Since the two RPi's are supposed to move (if I understand correctly) you will need some wireless communication (dragging wires through the maze is not a good idea...). Probably the easiest approach will be using wifi modules and a wifi accesspoint/router. (your other option is Bluetooth, but getting it configured on RPi to communicate with another would be an uphill battle - as would be getting the WiFi modules to talk to each other, without using any accesspoint)
Thanks to wifi modules and the router, both RPis will have network connectivity. Make sure to configure either them, or DHCP of the router to assign them specific IP addresses (and not randomly picked from free DHCP pool - most WiFi routers feature such option.)
With WiFi and specific addresses, the Raspberry Pi can communicate with each other over TCP/IP - or in other words, "over the Internet".

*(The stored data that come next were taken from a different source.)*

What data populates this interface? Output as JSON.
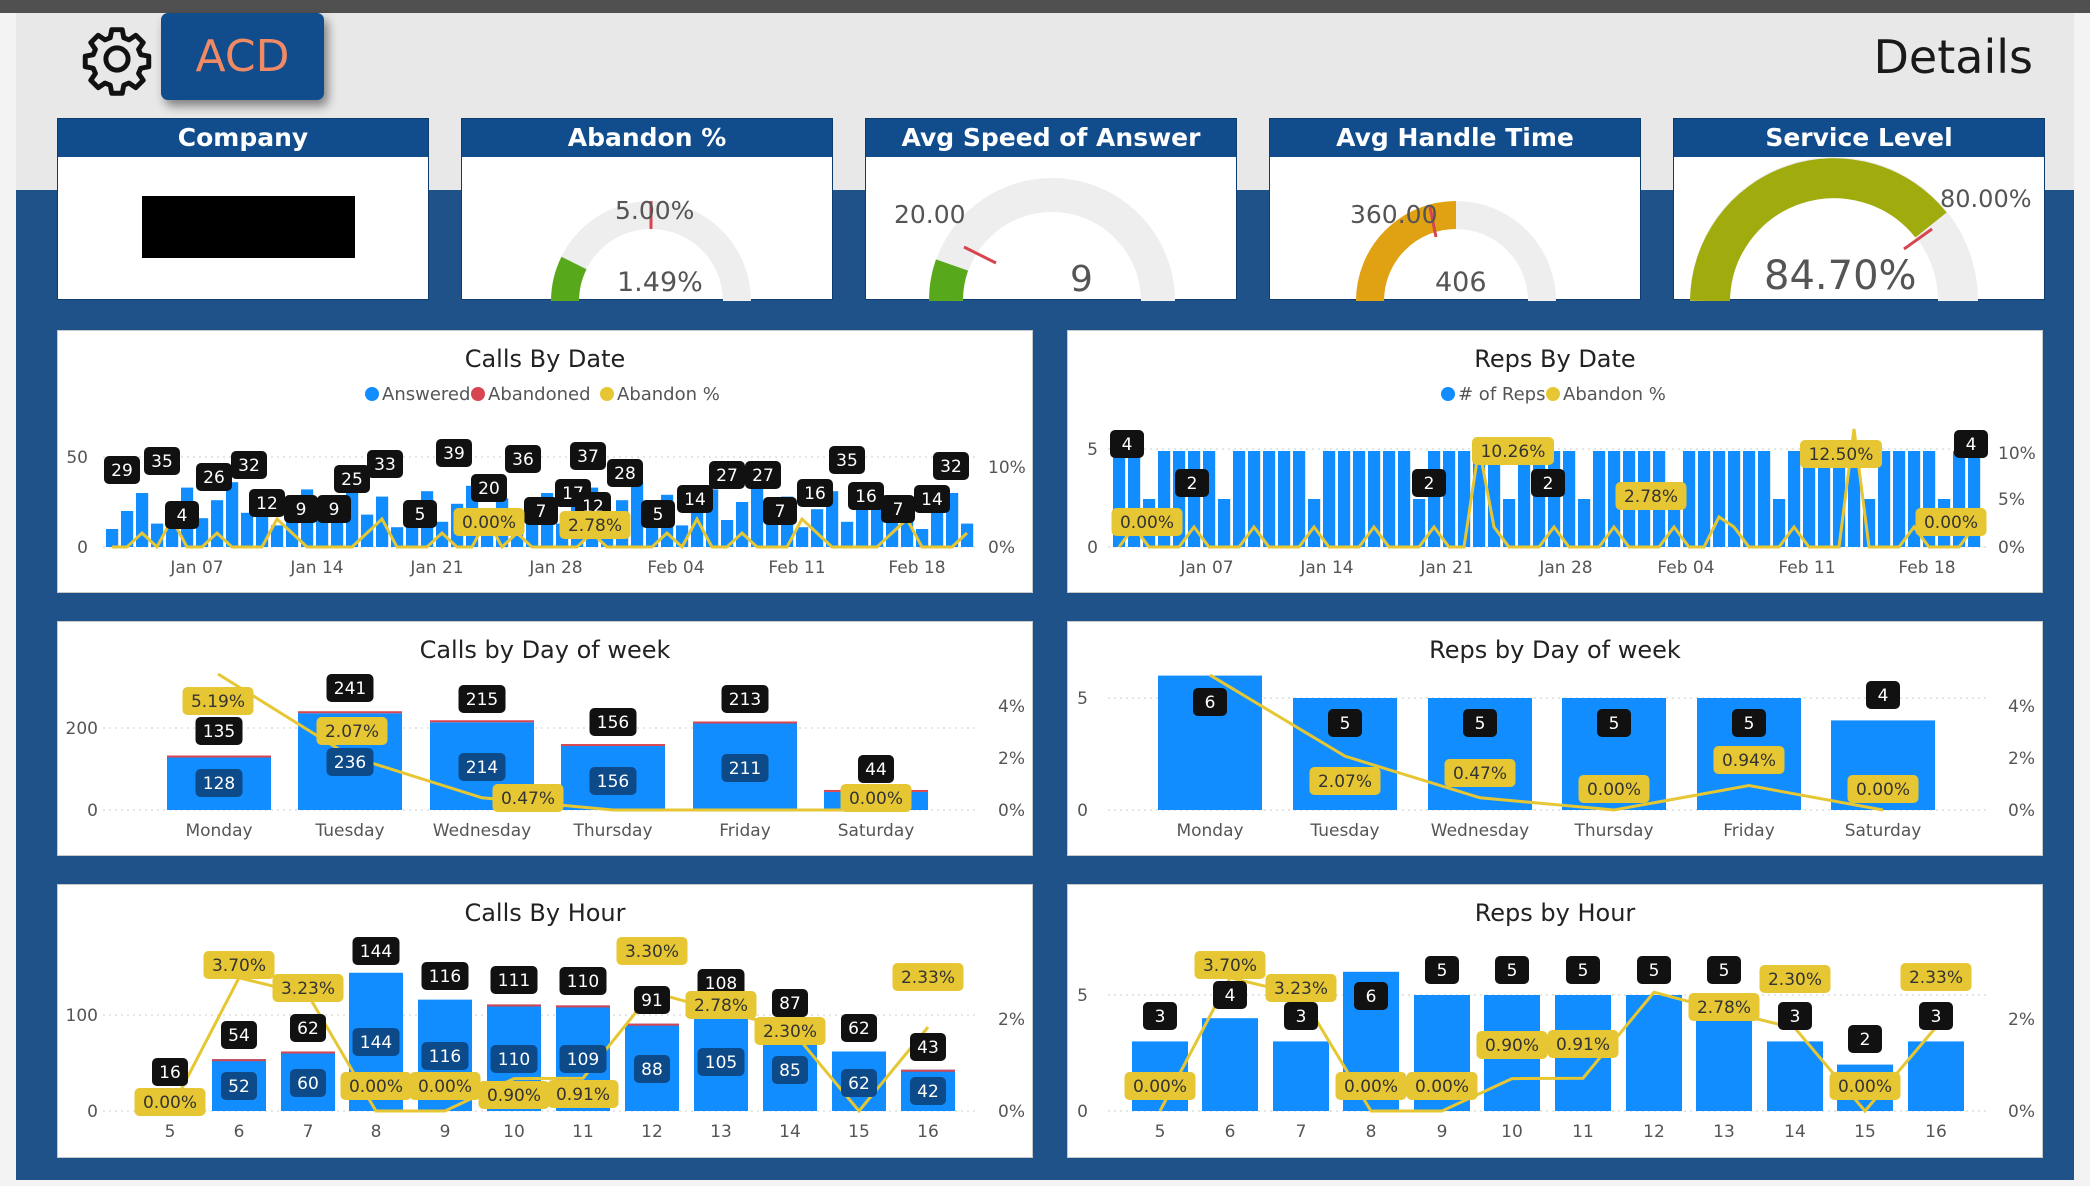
{
  "header": {
    "app_button": "ACD",
    "page_title": "Details",
    "settings_icon": "gear-icon"
  },
  "colors": {
    "navy": "#114c8c",
    "blue_bar": "#118dff",
    "red": "#d64550",
    "gold": "#e6c733",
    "gauge_green": "#57a81a",
    "gauge_orange": "#e0a112",
    "gauge_olive": "#a0ab0d",
    "label_dark": "#111111"
  },
  "kpis": {
    "company": {
      "title": "Company"
    },
    "abandon": {
      "title": "Abandon %",
      "target": "5.00%",
      "value": "1.49%",
      "fraction": 0.149
    },
    "asa": {
      "title": "Avg Speed of Answer",
      "target": "20.00",
      "value": "9",
      "fraction": 0.15
    },
    "aht": {
      "title": "Avg Handle Time",
      "target": "360.00",
      "value": "406",
      "fraction": 0.5
    },
    "service": {
      "title": "Service Level",
      "target": "80.00%",
      "value": "84.70%",
      "fraction": 0.8
    }
  },
  "charts": {
    "calls_by_date": {
      "title": "Calls By Date",
      "legend": [
        "Answered",
        "Abandoned",
        "Abandon %"
      ],
      "y_ticks": [
        "0",
        "50"
      ],
      "y2_ticks": [
        "0%",
        "10%"
      ],
      "x_ticks": [
        "Jan 07",
        "Jan 14",
        "Jan 21",
        "Jan 28",
        "Feb 04",
        "Feb 11",
        "Feb 18"
      ],
      "call_labels": [
        "29",
        "35",
        "4",
        "26",
        "32",
        "12",
        "9",
        "9",
        "25",
        "33",
        "5",
        "39",
        "20",
        "36",
        "7",
        "17",
        "12",
        "37",
        "28",
        "5",
        "14",
        "27",
        "27",
        "7",
        "16",
        "35",
        "16",
        "7",
        "14",
        "32"
      ],
      "pct_labels": [
        "0.00%",
        "2.78%"
      ]
    },
    "reps_by_date": {
      "title": "Reps By Date",
      "legend": [
        "# of Reps",
        "Abandon %"
      ],
      "y_ticks": [
        "0",
        "5"
      ],
      "y2_ticks": [
        "0%",
        "5%",
        "10%"
      ],
      "x_ticks": [
        "Jan 07",
        "Jan 14",
        "Jan 21",
        "Jan 28",
        "Feb 04",
        "Feb 11",
        "Feb 18"
      ],
      "rep_labels": [
        "4",
        "2",
        "2",
        "2",
        "4"
      ],
      "pct_labels": [
        "0.00%",
        "10.26%",
        "2.78%",
        "12.50%",
        "0.00%"
      ]
    },
    "calls_by_dow": {
      "title": "Calls by Day of week",
      "y_ticks": [
        "0",
        "200"
      ],
      "y2_ticks": [
        "0%",
        "2%",
        "4%"
      ],
      "categories": [
        "Monday",
        "Tuesday",
        "Wednesday",
        "Thursday",
        "Friday",
        "Saturday"
      ],
      "totals": [
        "135",
        "241",
        "215",
        "156",
        "213",
        "44"
      ],
      "answered": [
        "128",
        "236",
        "214",
        "156",
        "211",
        ""
      ],
      "abandon_pct": [
        "5.19%",
        "2.07%",
        "0.47%",
        "",
        "",
        "0.00%"
      ]
    },
    "reps_by_dow": {
      "title": "Reps by Day of week",
      "y_ticks": [
        "0",
        "5"
      ],
      "y2_ticks": [
        "0%",
        "2%",
        "4%"
      ],
      "categories": [
        "Monday",
        "Tuesday",
        "Wednesday",
        "Thursday",
        "Friday",
        "Saturday"
      ],
      "reps": [
        "6",
        "5",
        "5",
        "5",
        "5",
        "4"
      ],
      "abandon_pct": [
        "",
        "2.07%",
        "0.47%",
        "0.00%",
        "0.94%",
        "0.00%"
      ]
    },
    "calls_by_hour": {
      "title": "Calls By Hour",
      "y_ticks": [
        "0",
        "100"
      ],
      "y2_ticks": [
        "0%",
        "2%"
      ],
      "categories": [
        "5",
        "6",
        "7",
        "8",
        "9",
        "10",
        "11",
        "12",
        "13",
        "14",
        "15",
        "16"
      ],
      "totals": [
        "16",
        "54",
        "62",
        "144",
        "116",
        "111",
        "110",
        "91",
        "108",
        "87",
        "62",
        "43"
      ],
      "answered": [
        "",
        "52",
        "60",
        "144",
        "116",
        "110",
        "109",
        "88",
        "105",
        "85",
        "62",
        "42"
      ],
      "abandon_pct": [
        "0.00%",
        "3.70%",
        "3.23%",
        "0.00%",
        "0.00%",
        "0.90%",
        "0.91%",
        "3.30%",
        "2.78%",
        "2.30%",
        "",
        "2.33%"
      ]
    },
    "reps_by_hour": {
      "title": "Reps by Hour",
      "y_ticks": [
        "0",
        "5"
      ],
      "y2_ticks": [
        "0%",
        "2%"
      ],
      "categories": [
        "5",
        "6",
        "7",
        "8",
        "9",
        "10",
        "11",
        "12",
        "13",
        "14",
        "15",
        "16"
      ],
      "reps": [
        "3",
        "4",
        "3",
        "6",
        "5",
        "5",
        "5",
        "5",
        "5",
        "3",
        "2",
        "3"
      ],
      "abandon_pct": [
        "0.00%",
        "3.70%",
        "3.23%",
        "0.00%",
        "0.00%",
        "0.90%",
        "0.91%",
        "",
        "2.78%",
        "2.30%",
        "0.00%",
        "2.33%"
      ]
    }
  },
  "chart_data": [
    {
      "type": "bar",
      "title": "Calls by Day of week",
      "categories": [
        "Monday",
        "Tuesday",
        "Wednesday",
        "Thursday",
        "Friday",
        "Saturday"
      ],
      "series": [
        {
          "name": "Answered",
          "values": [
            128,
            236,
            214,
            156,
            211,
            44
          ]
        },
        {
          "name": "Abandon %",
          "values": [
            5.19,
            2.07,
            0.47,
            0.0,
            0.0,
            0.0
          ]
        }
      ]
    },
    {
      "type": "bar",
      "title": "Reps by Day of week",
      "categories": [
        "Monday",
        "Tuesday",
        "Wednesday",
        "Thursday",
        "Friday",
        "Saturday"
      ],
      "series": [
        {
          "values": [
            6,
            5,
            5,
            5,
            5,
            4
          ]
        },
        {
          "name": "Abandon %",
          "values": [
            5.19,
            2.07,
            0.47,
            0.0,
            0.94,
            0.0
          ]
        }
      ]
    },
    {
      "type": "bar",
      "title": "Calls By Hour",
      "categories": [
        "5",
        "6",
        "7",
        "8",
        "9",
        "10",
        "11",
        "12",
        "13",
        "14",
        "15",
        "16"
      ],
      "series": [
        {
          "name": "Answered",
          "values": [
            16,
            52,
            60,
            144,
            116,
            110,
            109,
            88,
            105,
            85,
            62,
            42
          ]
        },
        {
          "name": "Abandon %",
          "values": [
            0.0,
            3.7,
            3.23,
            0.0,
            0.0,
            0.9,
            0.91,
            3.3,
            2.78,
            2.3,
            0.0,
            2.33
          ]
        }
      ]
    },
    {
      "type": "bar",
      "title": "Reps by Hour",
      "categories": [
        "5",
        "6",
        "7",
        "8",
        "9",
        "10",
        "11",
        "12",
        "13",
        "14",
        "15",
        "16"
      ],
      "series": [
        {
          "values": [
            3,
            4,
            3,
            6,
            5,
            5,
            5,
            5,
            5,
            3,
            2,
            3
          ]
        },
        {
          "name": "Abandon %",
          "values": [
            0.0,
            3.7,
            3.23,
            0.0,
            0.0,
            0.9,
            0.91,
            3.3,
            2.78,
            2.3,
            0.0,
            2.33
          ]
        }
      ]
    }
  ]
}
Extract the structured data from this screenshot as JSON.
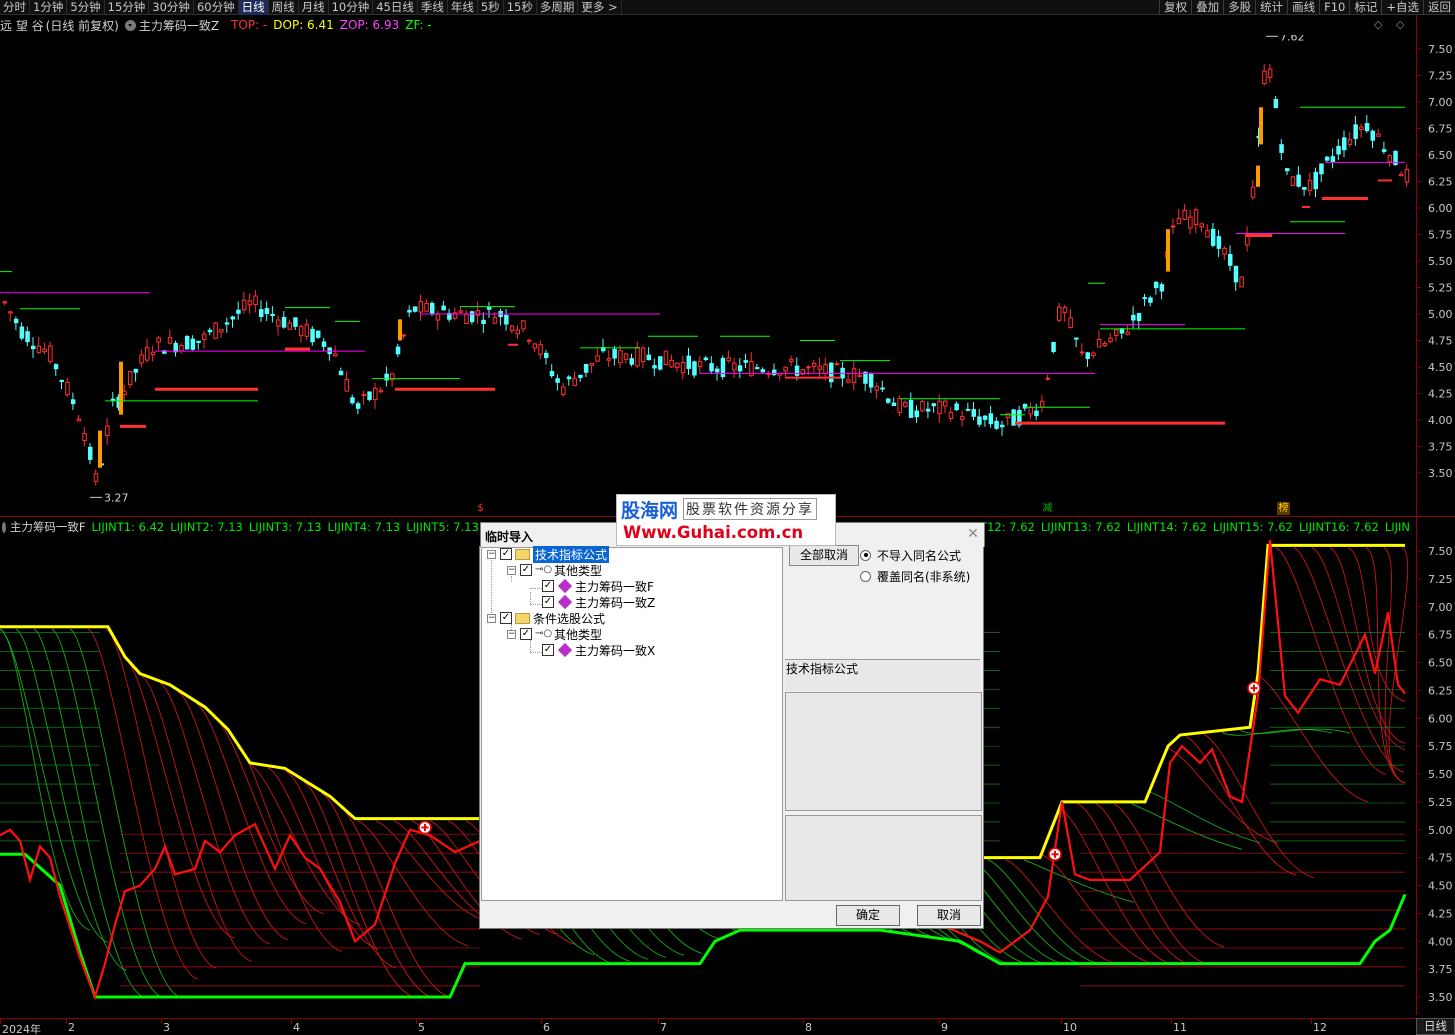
{
  "toolbar": {
    "periods": [
      "分时",
      "1分钟",
      "5分钟",
      "15分钟",
      "30分钟",
      "60分钟",
      "日线",
      "周线",
      "月线",
      "10分钟",
      "45日线",
      "季线",
      "年线",
      "5秒",
      "15秒",
      "多周期",
      "更多 >"
    ],
    "active_period": "日线",
    "right_buttons": [
      "复权",
      "叠加",
      "多股",
      "统计",
      "画线",
      "F10",
      "标记",
      "+自选",
      "返回"
    ]
  },
  "chart_header": {
    "stock": "远 望 谷",
    "mode": "(日线 前复权)",
    "indicator": "主力筹码一致Z",
    "top_label": "TOP: -",
    "dop_label": "DOP: 6.41",
    "zop_label": "ZOP: 6.93",
    "zf_label": "ZF: -"
  },
  "price_axis": {
    "ticks": [
      "7.50",
      "7.25",
      "7.00",
      "6.75",
      "6.50",
      "6.25",
      "6.00",
      "5.75",
      "5.50",
      "5.25",
      "5.00",
      "4.75",
      "4.50",
      "4.25",
      "4.00",
      "3.75",
      "3.50"
    ],
    "high_label": "7.62",
    "low_label": "3.27"
  },
  "markers": [
    {
      "text": "$",
      "color": "#ff3030"
    },
    {
      "text": "减",
      "color": "#00c000"
    },
    {
      "text": "榜",
      "color": "#ffd000"
    }
  ],
  "indicator_header": {
    "title": "主力筹码一致F",
    "values": [
      "LIJINT1: 6.42",
      "LIJINT2: 7.13",
      "LIJINT3: 7.13",
      "LIJINT4: 7.13",
      "LIJINT5: 7.13",
      "LIJINT12: 7.62",
      "LIJINT13: 7.62",
      "LIJINT14: 7.62",
      "LIJINT15: 7.62",
      "LIJINT16: 7.62",
      "LIJIN"
    ]
  },
  "indicator_axis": {
    "ticks": [
      "7.50",
      "7.25",
      "7.00",
      "6.75",
      "6.50",
      "6.25",
      "6.00",
      "5.75",
      "5.50",
      "5.25",
      "5.00",
      "4.75",
      "4.50",
      "4.25",
      "4.00",
      "3.75",
      "3.50"
    ]
  },
  "date_axis": {
    "labels": [
      "2024年",
      "2",
      "3",
      "4",
      "5",
      "6",
      "7",
      "8",
      "9",
      "10",
      "11",
      "12"
    ]
  },
  "bottom_right_button": "日线",
  "watermark": {
    "logo": "股海网",
    "subtitle": "股票软件资源分享",
    "url": "Www.Guhai.com.cn"
  },
  "dialog": {
    "title": "临时导入",
    "tree": [
      {
        "label": "技术指标公式",
        "level": 0,
        "type": "folder",
        "selected": true
      },
      {
        "label": "其他类型",
        "level": 1,
        "type": "group"
      },
      {
        "label": "主力筹码一致F",
        "level": 2,
        "type": "formula"
      },
      {
        "label": "主力筹码一致Z",
        "level": 2,
        "type": "formula"
      },
      {
        "label": "条件选股公式",
        "level": 0,
        "type": "folder"
      },
      {
        "label": "其他类型",
        "level": 1,
        "type": "group"
      },
      {
        "label": "主力筹码一致X",
        "level": 2,
        "type": "formula"
      }
    ],
    "cancel_all_label": "全部取消",
    "radio_options": [
      {
        "label": "不导入同名公式",
        "selected": true
      },
      {
        "label": "覆盖同名(非系统)",
        "selected": false
      }
    ],
    "info_label": "技术指标公式",
    "ok_label": "确定",
    "cancel_label": "取消"
  },
  "colors": {
    "up": "#ff3030",
    "down": "#54ffff",
    "bg": "#000000",
    "axis": "#8b0000",
    "yellow": "#ffff00",
    "green": "#00ff00",
    "magenta": "#ff00ff"
  }
}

From then on, your task will be programming the communication in Python (there's no point for any other language since you'll be using Python for everything else anyway). The example piece of communication code:
Server (e.g. "cat"):
# Echo server program
import socket
HOST = '' # Symbolic name meaning all available interfaces
PORT = 50007 # Arbitrary non-privileged port
s = socket.socket(socket.AF_INET, socket.SOCK_STREAM)
s.bind((HOST, PORT))
s.listen(1)
conn, addr = s.accept()
print 'Connected by', addr
while 1:
data = conn.recv(1024)
if not data: break
conn.sendall(data)
conn.close()
Client (e.g. "mouse"):
# Echo client program
import socket
HOST = 'daring.cwi.nl' # The remote host
PORT = 50007 # The same port as used by the server
s = socket.socket(socket.AF_INET, socket.SOCK_STREAM)
s.connect((HOST, PORT))
s.sendall('Hello, world')
data = s.recv(1024)
s.close
[source]
In place of HOST = 'daring.cwi.nl' you'd put the IP address of 'server'. Observe sendall and recv in the above code: that's where you send or receive data between the two sides. Instead of just sending it back and forth, you'll be making other use of it in your code. Details of using Python for the remainder of your project probably exceed the scope of this question.
In case your raspberries don't need to move, probably a solution easier than WiFi would be connecting them over RS232 (Connect pins 8 <-> 10, 10 <-> 8, read/write to /dev/ttyS0 ) - but RS232 is ill-suited for wireless communication, and besides you will likely need network connectivity anyway, and WiFi provides that - not just the Pis can communicate with each other, you can communicate with them from any PC.